This morning Caterpillar (CAT) offered reduced guidance on both EPS and revenues through FY2013. Last week, Microsoft (MSFT), Intel (INTC), General Electric (GE), McDonald’s (MCD) and IBM (IBM) all either missed their EPS or revenue expectations. With 20% of the S&P 500 having already reported earnings, only 42% have seen third-quarter revenue surpass analyst estimates. This is well below the recent average of 59% and the worst performance since early 2009 when the economy was in recession.
Supporting the market is the liquidity being provided by the Fed’s QE3. Our indicators have been weakening over the past month but remain bullish. With the presidential election two weeks away, we suspect the market will remain range bound and investors will buy Friday’s dip as the market has returned to being oversold on a short-term basis.

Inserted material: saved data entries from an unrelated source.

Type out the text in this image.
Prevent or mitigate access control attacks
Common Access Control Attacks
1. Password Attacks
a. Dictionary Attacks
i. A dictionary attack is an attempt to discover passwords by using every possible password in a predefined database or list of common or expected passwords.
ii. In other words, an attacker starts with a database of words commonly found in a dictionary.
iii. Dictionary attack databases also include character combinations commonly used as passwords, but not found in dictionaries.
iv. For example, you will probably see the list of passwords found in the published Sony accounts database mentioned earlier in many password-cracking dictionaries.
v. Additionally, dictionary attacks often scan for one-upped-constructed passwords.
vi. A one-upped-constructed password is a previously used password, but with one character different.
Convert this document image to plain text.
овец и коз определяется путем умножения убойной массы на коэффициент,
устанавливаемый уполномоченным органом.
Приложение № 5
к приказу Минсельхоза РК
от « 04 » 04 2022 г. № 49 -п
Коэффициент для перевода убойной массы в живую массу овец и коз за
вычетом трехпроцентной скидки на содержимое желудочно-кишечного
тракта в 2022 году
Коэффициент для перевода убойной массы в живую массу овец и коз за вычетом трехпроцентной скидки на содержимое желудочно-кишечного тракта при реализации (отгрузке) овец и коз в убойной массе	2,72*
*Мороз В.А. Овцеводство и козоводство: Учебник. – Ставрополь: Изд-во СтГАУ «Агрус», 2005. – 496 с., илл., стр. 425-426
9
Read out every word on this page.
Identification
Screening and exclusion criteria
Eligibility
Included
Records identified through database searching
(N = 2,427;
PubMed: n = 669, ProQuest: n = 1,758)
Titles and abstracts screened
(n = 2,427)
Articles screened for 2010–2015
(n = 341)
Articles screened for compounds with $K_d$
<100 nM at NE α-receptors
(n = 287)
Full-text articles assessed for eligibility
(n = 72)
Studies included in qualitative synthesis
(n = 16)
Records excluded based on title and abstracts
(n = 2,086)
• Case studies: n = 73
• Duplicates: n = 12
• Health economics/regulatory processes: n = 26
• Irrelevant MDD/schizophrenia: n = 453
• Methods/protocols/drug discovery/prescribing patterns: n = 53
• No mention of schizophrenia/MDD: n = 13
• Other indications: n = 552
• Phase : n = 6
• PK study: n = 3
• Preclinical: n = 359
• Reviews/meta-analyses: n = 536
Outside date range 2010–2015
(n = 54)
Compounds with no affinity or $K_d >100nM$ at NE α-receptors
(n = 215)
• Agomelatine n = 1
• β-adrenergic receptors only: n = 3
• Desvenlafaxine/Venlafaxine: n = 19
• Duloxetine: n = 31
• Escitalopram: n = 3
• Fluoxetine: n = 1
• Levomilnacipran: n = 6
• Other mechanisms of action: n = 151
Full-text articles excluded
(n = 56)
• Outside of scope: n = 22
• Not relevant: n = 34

The 10-year U.S. Treasury yield is roughly 1.8% which is near the high end of its recent trading range. This suggests that bond market buyers are not spooked by the recent market downdraft as we are not seeing the typical flight-to-safety associated with bearish stock markets.
On Friday, there was M&A speculation regarding Manitowoc Company (MTW) with investors buying the Nov 15, 16 and 17 calls roughly 10,000 times. We also saw investors buying calls and selling puts in MTW in the March 11p/17c risk reversal trade. As an election trade, we saw bearish flow in Arch Coal Inc. (ACI) with a seller of various calls roughly 20,000x. Right at the closing bell, there was a buyer of 40,000 Ford (F) Nov 11 calls.